Boynton became an icon of the civil rights movement. She continued to advocate for the rights of African Americans throughout her life and was the first black woman to run for office Alabama, according to the New York Times.
9/Fannie Lou Hamer
Fannie Lou Hamer lived most of her life as a sharecropper in Montgomery County, Mississippi, but in 1962, Hamer attended a voting rights meeting at her church that changed her life. Encouraged by the meeting, Hamer attempted to register to vote — and was fired for doing so.
“I guess if I’d had any sense, I’d a been a little scared [of attending the meeting and registering to vote],” Hamer said. “But what was the point of being scared? The only thing the whites could do was kill me, and it seemed like they’d been trying to do that a little bit at a time since I could remember.”

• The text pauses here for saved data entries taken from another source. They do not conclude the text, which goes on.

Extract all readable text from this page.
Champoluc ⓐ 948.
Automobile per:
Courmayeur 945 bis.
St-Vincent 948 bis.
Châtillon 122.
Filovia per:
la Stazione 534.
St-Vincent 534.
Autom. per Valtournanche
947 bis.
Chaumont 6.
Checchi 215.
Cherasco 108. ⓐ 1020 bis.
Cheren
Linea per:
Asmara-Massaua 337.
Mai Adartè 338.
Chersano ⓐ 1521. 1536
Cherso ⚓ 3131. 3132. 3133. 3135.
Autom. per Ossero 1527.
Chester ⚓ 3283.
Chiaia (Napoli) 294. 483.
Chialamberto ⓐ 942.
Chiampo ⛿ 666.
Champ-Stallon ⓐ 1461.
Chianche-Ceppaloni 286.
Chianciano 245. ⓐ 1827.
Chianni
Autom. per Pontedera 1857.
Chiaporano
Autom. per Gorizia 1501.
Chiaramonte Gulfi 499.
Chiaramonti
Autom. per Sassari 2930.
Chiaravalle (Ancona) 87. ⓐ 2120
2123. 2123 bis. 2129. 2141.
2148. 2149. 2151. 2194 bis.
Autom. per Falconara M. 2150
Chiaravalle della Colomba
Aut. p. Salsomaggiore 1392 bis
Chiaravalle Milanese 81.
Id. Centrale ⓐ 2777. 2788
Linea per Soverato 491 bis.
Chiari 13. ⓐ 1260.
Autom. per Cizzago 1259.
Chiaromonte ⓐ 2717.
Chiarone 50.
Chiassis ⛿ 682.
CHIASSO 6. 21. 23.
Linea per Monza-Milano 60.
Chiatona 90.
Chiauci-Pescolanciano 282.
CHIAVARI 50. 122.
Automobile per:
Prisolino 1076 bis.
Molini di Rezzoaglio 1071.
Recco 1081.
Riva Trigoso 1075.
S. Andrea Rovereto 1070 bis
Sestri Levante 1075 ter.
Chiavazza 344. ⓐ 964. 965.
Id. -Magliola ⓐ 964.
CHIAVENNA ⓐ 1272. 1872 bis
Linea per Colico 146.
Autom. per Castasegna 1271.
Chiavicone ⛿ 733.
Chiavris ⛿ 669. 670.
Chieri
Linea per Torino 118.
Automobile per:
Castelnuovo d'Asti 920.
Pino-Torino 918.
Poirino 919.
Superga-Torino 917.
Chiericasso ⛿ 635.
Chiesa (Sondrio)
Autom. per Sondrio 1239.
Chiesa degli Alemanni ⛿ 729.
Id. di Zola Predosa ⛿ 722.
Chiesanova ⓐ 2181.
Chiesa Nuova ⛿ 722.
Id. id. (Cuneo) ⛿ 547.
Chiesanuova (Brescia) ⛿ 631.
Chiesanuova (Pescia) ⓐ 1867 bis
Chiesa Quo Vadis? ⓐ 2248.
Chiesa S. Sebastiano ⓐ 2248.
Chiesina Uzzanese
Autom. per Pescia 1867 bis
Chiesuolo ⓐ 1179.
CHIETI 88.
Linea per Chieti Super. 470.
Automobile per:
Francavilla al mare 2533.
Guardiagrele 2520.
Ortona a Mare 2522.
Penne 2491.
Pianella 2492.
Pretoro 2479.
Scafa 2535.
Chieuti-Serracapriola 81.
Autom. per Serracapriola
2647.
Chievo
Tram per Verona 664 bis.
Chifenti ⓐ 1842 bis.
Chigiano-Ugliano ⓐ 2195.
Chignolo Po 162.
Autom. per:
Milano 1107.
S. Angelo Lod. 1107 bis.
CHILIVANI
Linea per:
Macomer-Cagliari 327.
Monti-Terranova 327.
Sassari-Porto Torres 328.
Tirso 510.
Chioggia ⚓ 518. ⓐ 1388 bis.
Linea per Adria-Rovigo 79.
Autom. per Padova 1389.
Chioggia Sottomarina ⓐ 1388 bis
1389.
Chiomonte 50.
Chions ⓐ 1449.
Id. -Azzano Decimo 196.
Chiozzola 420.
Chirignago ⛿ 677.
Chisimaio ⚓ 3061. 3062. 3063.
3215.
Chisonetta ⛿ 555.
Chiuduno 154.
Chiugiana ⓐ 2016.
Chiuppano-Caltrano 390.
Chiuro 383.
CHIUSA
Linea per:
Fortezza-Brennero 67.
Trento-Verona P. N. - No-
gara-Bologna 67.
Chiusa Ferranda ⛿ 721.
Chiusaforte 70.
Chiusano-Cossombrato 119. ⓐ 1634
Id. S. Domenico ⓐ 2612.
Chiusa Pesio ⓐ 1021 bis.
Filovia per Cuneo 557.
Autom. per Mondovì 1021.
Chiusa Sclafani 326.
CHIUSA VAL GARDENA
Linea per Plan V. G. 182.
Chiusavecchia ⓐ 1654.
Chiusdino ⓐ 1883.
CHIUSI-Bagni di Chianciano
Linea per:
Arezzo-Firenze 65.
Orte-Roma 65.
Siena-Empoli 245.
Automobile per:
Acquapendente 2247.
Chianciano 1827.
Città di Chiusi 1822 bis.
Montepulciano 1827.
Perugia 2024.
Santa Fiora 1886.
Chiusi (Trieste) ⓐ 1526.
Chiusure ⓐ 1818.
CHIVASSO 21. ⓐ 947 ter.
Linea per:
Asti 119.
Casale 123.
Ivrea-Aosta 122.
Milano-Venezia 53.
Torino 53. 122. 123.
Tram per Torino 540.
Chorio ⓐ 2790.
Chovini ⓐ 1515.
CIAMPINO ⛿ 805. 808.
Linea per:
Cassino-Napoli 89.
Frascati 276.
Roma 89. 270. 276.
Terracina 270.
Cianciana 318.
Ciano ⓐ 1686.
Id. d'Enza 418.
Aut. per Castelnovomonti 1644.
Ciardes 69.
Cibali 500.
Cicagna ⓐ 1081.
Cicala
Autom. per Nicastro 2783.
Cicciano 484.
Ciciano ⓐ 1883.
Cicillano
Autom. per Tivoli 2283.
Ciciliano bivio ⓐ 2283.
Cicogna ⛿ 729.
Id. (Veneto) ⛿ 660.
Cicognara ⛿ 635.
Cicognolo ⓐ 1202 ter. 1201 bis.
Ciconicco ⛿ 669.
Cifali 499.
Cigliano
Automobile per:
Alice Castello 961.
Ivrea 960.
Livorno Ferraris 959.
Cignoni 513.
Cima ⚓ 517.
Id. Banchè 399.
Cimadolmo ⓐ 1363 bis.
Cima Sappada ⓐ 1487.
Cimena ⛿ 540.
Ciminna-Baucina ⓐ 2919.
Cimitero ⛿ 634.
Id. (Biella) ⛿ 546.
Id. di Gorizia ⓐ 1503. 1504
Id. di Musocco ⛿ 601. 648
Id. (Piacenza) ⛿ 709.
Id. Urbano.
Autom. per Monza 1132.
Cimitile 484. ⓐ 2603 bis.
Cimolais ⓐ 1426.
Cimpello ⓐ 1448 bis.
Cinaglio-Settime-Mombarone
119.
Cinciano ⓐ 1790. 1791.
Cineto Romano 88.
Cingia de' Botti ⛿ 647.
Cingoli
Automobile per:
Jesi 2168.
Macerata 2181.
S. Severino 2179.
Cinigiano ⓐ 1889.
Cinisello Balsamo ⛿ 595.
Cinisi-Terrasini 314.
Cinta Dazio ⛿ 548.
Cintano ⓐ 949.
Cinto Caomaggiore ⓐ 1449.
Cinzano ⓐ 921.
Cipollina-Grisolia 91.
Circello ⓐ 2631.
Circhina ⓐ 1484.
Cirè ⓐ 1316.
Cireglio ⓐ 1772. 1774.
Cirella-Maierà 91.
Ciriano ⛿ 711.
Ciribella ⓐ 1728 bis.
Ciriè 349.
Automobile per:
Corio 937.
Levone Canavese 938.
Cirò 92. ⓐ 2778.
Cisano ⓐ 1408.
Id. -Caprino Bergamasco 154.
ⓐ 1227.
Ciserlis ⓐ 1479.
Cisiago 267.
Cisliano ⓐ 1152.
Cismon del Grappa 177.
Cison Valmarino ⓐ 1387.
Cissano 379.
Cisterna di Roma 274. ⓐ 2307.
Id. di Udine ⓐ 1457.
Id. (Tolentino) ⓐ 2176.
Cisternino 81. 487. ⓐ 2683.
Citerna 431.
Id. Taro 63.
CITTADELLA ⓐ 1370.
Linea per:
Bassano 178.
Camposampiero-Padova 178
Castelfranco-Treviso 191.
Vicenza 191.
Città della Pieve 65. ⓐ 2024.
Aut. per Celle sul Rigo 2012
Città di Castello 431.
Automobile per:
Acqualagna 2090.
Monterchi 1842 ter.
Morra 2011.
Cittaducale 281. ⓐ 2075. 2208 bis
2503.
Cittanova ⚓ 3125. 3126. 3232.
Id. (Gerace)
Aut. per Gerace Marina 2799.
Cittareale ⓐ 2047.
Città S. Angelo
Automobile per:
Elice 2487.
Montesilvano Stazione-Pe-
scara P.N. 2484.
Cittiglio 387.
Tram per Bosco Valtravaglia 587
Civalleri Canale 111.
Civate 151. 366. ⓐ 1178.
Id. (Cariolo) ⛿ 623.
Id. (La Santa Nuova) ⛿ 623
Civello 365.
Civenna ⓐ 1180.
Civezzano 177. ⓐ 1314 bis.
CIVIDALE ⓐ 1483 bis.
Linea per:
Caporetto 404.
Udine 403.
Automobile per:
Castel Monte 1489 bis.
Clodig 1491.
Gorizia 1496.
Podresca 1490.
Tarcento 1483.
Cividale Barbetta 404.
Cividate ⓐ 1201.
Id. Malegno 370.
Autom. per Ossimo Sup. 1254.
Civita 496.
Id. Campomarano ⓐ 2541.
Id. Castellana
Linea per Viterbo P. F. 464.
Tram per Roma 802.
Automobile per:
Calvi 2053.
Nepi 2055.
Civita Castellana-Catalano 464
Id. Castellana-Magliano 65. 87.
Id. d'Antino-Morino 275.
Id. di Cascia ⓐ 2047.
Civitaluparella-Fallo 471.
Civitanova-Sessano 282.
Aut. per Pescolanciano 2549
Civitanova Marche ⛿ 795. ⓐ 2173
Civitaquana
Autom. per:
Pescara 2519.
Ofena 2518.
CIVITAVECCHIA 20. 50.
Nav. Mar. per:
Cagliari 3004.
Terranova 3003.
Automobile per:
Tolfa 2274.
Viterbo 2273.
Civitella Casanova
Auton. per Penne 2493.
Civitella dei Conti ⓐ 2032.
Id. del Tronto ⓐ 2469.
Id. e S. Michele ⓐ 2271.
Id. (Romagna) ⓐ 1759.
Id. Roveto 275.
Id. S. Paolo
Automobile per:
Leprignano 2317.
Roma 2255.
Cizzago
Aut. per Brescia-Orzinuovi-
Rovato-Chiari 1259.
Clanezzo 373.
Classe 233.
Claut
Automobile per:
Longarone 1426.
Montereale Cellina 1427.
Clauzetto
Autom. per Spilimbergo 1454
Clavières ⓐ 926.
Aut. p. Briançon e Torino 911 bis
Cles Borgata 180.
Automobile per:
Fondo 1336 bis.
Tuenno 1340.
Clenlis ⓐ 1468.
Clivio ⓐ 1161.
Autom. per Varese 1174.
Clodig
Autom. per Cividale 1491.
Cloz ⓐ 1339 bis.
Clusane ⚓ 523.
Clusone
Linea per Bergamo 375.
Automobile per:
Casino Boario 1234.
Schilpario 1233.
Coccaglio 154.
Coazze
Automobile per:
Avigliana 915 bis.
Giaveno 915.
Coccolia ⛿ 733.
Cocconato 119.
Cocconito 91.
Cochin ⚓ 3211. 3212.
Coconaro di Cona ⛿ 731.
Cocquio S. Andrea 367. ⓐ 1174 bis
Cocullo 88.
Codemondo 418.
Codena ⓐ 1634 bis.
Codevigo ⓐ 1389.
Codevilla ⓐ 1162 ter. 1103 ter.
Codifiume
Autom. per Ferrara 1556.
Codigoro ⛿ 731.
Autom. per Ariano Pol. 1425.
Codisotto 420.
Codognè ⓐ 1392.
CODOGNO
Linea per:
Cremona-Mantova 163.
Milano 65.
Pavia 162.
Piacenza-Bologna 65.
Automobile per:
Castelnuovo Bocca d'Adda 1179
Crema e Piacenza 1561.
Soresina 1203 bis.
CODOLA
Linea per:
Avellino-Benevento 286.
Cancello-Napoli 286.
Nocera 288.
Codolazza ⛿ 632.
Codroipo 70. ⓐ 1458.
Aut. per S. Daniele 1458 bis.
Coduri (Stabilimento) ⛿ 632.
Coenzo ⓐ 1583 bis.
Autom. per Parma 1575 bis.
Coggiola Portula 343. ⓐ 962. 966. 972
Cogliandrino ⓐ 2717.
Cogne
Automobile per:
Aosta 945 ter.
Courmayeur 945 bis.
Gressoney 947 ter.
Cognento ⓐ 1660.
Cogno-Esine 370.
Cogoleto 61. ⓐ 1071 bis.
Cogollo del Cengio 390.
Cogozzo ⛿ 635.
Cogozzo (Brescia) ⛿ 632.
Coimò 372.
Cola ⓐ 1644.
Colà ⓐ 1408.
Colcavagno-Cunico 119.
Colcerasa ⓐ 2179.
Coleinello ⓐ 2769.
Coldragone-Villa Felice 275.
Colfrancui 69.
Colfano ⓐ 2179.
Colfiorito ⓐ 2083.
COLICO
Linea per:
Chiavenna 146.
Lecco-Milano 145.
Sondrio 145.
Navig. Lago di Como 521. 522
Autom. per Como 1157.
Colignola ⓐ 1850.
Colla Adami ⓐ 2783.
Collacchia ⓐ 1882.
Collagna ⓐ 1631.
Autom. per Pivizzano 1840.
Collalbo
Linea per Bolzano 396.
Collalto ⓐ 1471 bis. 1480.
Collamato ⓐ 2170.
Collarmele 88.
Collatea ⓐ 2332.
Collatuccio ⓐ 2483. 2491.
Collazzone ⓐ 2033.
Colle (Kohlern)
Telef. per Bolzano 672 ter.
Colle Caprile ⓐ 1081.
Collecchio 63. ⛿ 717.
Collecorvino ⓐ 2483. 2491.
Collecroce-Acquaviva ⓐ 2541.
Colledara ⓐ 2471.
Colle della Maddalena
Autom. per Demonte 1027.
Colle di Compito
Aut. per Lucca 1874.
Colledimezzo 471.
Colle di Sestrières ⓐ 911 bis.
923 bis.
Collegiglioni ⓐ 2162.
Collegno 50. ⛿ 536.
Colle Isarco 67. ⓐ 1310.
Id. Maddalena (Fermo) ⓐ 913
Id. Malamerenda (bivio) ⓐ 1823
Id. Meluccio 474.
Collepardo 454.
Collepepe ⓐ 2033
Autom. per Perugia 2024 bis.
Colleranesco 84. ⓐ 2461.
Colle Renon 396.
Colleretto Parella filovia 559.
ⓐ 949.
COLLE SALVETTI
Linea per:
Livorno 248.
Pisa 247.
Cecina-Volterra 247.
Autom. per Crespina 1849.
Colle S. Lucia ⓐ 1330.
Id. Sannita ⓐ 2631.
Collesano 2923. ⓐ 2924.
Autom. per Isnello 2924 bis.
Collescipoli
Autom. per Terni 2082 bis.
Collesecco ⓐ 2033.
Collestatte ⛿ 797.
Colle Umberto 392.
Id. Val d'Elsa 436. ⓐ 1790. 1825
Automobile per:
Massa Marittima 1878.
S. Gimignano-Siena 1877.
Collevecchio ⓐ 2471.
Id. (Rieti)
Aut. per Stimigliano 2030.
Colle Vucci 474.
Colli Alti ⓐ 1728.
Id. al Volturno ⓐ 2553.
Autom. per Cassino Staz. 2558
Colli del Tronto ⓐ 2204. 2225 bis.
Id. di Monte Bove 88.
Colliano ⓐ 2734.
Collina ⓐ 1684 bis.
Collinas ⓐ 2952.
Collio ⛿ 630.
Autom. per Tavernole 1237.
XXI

Over the next few years, Hamer became a determined champion of civil rights, enduring arrests and beatings. She was further fueled to fight for civil rights after learning that she had been give a hysterectomy without her consent — commonly called “Mississippi appendectomy” and performed on black women during unrelated routine medical procedures.
Hamer went on to co-found the Mississippi Freedom Democratic Party and address President Lyndon B. Johnson, who eventually passed the monumental Civil Rights Act of 1964, the Washington Times reported.